Firefighter strike
A firefighter directs a fire engine back into the station before a strike in West Bromwich in 2013 Reuters

Firefighters across England have started a fresh 24-hour strike in a row over pensions.

The Fire Brigades Union (FBU) said the action follows the government's decision to commence the parliamentary procedure to implement regulations for an "unfair, unaffordable and unworkable" pension scheme.

"Firefighters in England are reluctantly calling further strike action today as a direct result of the Westminster government's failure to listen and negotiate over pensions," said Matt Wrack, the general secretary of the FBU.

"Firefighters are asking the Westminster government to immediately open genuine negotiations to resolve this dispute.

"They should also hold a House of Commons debate to fully scrutinise the legislation and there should be a parliamentary vote on the regulations."

The parties are locked into an ongoing dispute over a proposal from the government to increase the retirement age of firefighters from 55 to 60.

The Fire Minister Penny Mordaunt said the action, which started at 09.00 am, is "completely unnecessary" and that she was disappointed with the FBU.
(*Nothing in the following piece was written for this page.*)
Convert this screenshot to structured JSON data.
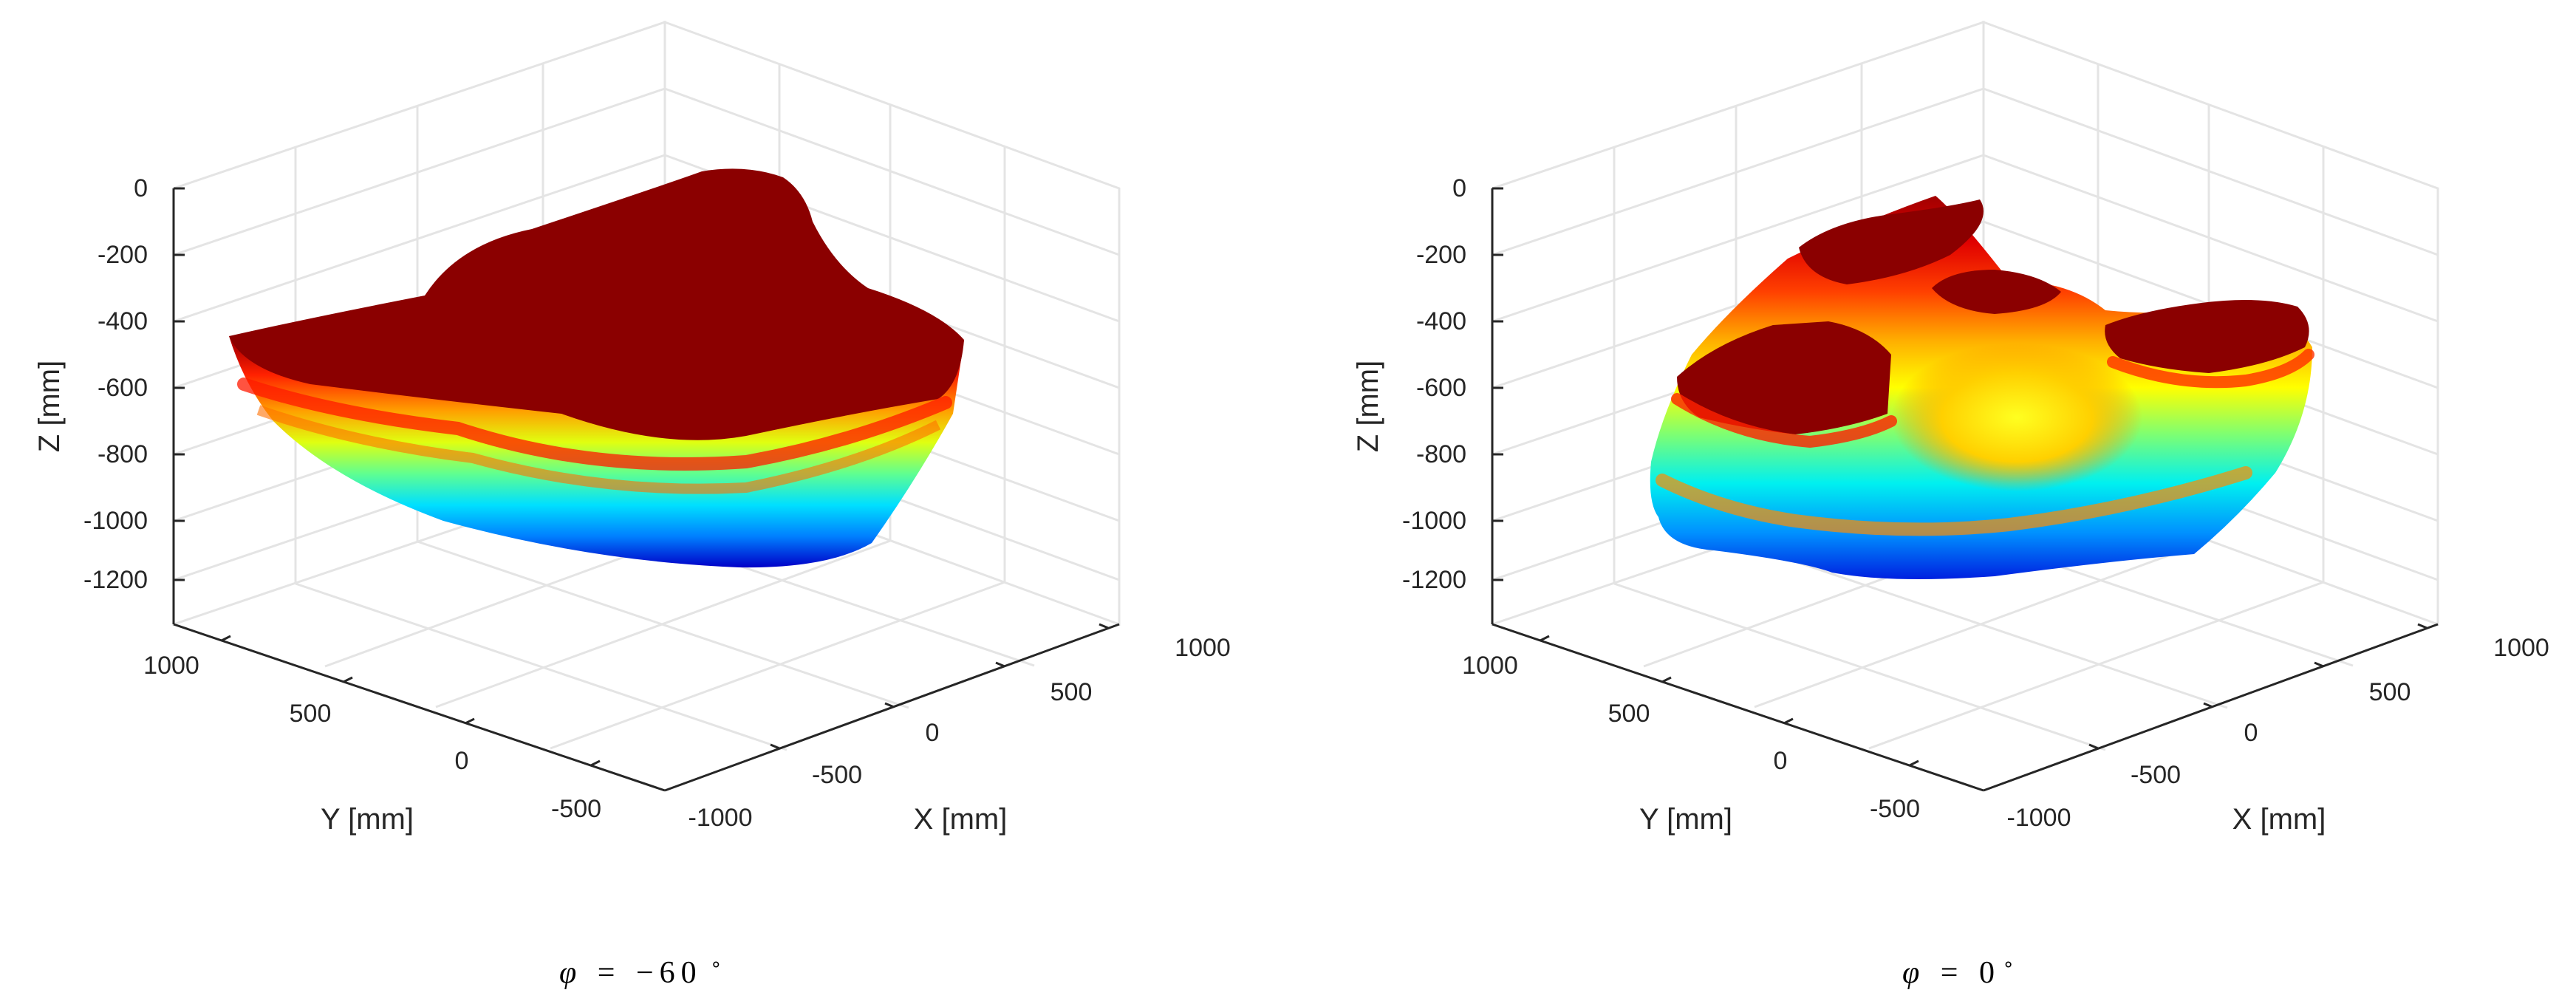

"This strike action is completely unnecessary and we are disappointed by the FBU's decision, which does nothing but damage the good reputation of the fire and rescue service," Mordaunt said.

"The government has worked hard to give firefighters one of the most generous pensions in the public sector.

"The scheme that is currently before parliament provides greater ill-health and death benefits than the FBU's preferred approach and I believe that the approach we are using will be fairer on all, supporting those wishing to work longer – something absolutely essential if the firefighters' pension scheme is to remain sustainable."